I view myself both as a practitioner and student of business. Therefore, I always try to find learnings in my experiences and to crystallize those learnings into nuggets that I can remember.
Here are some of my key, nugget-ized learnings from 2010.
- Analyze from near and far. While we live in a information-obsessed world (and I view myself as a data junkie), for some decisions less information is better than more.
- Only work with people you like, trust, and respect. Life’s too short to do otherwise. (I stole this one from a board member who says that people buy from people they like, trust, and respect. I think both are true.)

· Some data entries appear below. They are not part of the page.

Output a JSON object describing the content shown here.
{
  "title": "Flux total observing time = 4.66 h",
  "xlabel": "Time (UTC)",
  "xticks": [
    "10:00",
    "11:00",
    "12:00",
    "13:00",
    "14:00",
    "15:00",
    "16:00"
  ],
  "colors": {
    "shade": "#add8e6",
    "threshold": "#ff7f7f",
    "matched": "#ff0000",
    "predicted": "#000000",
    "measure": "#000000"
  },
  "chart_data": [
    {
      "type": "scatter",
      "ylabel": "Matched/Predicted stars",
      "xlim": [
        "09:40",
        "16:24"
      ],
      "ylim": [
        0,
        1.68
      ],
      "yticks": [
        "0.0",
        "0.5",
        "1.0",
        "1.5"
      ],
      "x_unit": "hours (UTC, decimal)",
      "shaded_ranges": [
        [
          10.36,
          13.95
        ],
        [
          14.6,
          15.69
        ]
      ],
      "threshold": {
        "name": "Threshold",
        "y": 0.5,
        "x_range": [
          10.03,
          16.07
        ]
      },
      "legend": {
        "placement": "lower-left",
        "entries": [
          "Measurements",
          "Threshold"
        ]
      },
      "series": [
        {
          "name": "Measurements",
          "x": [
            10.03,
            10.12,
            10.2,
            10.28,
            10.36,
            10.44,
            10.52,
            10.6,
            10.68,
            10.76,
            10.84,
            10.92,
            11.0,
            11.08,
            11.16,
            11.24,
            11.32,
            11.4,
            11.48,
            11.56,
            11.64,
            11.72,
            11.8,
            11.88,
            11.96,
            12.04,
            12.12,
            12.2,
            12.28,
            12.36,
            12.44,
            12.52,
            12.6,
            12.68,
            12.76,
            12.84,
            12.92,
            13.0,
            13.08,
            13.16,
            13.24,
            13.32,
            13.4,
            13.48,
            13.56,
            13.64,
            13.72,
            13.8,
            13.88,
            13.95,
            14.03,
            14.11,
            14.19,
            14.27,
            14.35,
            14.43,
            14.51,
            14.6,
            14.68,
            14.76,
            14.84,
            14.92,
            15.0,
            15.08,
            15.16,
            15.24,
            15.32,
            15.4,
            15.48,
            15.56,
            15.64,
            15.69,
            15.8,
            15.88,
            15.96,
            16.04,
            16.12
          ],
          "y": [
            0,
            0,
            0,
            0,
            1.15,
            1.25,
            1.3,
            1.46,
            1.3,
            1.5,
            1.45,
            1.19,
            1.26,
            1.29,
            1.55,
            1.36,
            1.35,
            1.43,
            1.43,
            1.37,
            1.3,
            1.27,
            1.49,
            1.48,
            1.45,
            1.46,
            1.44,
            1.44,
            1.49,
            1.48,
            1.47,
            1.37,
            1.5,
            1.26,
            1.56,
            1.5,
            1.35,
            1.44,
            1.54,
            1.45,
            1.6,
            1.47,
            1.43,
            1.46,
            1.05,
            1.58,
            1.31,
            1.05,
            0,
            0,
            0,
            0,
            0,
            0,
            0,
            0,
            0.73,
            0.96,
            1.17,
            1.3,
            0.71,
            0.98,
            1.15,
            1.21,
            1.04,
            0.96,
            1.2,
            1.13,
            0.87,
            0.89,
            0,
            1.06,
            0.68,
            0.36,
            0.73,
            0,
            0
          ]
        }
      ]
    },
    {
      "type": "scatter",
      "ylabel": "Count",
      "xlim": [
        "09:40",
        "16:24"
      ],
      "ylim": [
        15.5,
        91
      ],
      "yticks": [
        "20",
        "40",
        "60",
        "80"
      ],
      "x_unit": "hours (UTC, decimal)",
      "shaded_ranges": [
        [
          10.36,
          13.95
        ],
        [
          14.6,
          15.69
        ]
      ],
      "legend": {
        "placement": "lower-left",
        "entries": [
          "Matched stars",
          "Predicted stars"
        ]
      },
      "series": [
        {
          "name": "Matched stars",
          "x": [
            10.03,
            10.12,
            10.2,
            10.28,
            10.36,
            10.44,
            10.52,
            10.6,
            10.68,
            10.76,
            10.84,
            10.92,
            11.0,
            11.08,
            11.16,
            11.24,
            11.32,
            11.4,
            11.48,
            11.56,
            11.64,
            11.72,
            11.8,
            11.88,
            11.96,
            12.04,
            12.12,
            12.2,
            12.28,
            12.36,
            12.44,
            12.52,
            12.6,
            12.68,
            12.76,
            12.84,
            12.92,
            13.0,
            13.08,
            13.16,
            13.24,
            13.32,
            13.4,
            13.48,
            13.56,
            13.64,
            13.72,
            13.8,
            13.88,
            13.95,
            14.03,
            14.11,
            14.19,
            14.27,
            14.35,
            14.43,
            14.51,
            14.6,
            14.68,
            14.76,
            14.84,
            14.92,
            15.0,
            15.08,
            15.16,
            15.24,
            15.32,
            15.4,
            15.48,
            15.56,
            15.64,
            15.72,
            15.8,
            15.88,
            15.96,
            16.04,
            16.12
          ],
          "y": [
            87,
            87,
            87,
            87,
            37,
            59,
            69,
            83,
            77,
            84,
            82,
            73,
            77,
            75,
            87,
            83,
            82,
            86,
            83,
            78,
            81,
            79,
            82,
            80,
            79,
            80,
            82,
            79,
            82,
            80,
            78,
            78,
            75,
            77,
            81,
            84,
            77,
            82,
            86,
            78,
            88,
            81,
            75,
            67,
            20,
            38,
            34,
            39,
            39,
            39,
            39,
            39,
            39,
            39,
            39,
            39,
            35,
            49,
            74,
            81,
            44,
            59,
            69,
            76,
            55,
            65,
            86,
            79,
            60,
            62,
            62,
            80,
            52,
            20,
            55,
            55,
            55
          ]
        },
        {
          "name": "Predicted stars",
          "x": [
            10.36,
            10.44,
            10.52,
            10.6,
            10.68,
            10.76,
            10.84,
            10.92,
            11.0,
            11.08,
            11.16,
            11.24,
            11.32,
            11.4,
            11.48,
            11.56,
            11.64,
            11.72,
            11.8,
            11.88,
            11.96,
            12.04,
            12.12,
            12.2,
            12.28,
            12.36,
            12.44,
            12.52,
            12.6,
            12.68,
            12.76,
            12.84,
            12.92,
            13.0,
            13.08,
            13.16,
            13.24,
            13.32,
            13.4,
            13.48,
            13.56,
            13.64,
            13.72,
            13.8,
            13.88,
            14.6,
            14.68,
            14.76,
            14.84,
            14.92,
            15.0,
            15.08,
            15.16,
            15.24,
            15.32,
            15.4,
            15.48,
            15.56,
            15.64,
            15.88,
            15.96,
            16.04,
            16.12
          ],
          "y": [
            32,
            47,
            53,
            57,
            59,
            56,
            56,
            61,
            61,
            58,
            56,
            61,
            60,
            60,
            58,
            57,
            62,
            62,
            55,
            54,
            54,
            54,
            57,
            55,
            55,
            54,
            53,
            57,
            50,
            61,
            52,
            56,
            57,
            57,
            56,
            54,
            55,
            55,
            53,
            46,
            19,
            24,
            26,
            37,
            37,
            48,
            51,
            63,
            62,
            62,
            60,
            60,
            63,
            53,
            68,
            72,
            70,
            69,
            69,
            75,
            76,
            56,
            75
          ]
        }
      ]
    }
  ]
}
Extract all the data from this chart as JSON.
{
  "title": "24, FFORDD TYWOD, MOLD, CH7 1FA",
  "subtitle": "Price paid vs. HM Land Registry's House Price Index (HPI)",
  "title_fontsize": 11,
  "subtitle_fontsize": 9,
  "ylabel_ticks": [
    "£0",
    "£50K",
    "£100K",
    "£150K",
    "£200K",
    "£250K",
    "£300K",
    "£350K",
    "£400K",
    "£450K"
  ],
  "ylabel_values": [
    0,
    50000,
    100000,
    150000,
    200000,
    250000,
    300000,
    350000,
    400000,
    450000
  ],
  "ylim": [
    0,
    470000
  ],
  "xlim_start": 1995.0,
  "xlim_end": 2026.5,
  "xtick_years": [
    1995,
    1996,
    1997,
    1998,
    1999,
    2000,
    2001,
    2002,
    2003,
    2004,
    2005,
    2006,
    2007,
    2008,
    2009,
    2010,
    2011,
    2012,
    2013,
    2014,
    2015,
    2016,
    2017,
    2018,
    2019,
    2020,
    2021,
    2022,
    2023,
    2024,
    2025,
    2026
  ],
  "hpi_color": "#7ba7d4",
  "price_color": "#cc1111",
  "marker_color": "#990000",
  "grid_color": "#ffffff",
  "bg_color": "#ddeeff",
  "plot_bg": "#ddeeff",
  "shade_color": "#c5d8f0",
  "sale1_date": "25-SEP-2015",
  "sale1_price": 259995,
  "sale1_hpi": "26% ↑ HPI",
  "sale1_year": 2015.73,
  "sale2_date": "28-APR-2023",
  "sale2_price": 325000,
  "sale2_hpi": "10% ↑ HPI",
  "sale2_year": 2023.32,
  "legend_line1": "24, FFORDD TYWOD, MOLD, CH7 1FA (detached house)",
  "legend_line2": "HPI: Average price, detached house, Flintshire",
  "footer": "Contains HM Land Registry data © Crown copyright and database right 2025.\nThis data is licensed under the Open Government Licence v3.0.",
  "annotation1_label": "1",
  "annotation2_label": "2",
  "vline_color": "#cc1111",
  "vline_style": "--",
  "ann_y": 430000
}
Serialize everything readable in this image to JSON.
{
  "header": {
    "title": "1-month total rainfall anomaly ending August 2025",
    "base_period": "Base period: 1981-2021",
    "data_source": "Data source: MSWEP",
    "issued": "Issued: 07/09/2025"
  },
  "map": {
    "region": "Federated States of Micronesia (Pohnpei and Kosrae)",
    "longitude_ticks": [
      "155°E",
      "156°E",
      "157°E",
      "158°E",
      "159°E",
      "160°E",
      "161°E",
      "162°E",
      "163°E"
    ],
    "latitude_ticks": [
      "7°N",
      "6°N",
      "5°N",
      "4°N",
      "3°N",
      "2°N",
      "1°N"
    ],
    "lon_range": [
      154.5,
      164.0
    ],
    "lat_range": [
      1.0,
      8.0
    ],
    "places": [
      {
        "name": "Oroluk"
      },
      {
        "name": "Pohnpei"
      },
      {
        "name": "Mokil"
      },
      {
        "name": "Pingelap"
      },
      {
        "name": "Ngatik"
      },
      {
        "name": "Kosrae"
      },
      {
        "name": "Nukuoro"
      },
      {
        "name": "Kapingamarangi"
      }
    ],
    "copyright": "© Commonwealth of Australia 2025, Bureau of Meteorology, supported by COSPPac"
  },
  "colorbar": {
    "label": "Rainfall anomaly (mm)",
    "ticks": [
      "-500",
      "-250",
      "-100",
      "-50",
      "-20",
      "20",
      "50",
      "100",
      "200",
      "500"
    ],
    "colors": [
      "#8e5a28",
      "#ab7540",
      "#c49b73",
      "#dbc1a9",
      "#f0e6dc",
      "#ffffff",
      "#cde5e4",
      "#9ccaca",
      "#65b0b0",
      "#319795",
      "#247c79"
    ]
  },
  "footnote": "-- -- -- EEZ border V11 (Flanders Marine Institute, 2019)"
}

- If you don’t look forward to speaking with one of your coworkers, it’s a problem. In theory, you should be eager to speak to all your colleagues, so you can work together to solve problems. If you’re not eager, then you need to understand why. It could be the tip of an iceberg.
- Power matters. Read Jeff Pfeffer’s excellent book Power: Why Some People Have It and Others Don’t to understand more.
- Don’t be a “bosshole” no matter how much you might want to be in certain situations. Read Bob Sutton’s The No Asshole Rule or Good Boss, Bad Boss for more.
- Assume you are missing information. This is an oldie but goodie. It’s very hard for Meyers-Briggs J’s like me to defer reacting to a situation (because we just love making decisions) and instead say “I must be missing information” and even “the crazier the situation appears, the more probable I am missing information.”
- Listen to words, but watch behaviors. As a word-oriented person, I often fall into the trap of using only my ears and not my eyes in gathering data. If you’re the same way, then I encourage you to keep listening, but to start watching as well. Word/action inconsistency can be a big tip-off.
- Listen for what is said as well as what is not. Omission is a very powerful communications tool.
- Your need to talk with someone is an inverse function of your desire to do so. In business, stressful situations develop and that stress can cause conflict avoidance. Conflict avoidance causes conflict. Break the cycle by talking when you least want to.
Those are my takeaways from the year. What are yours?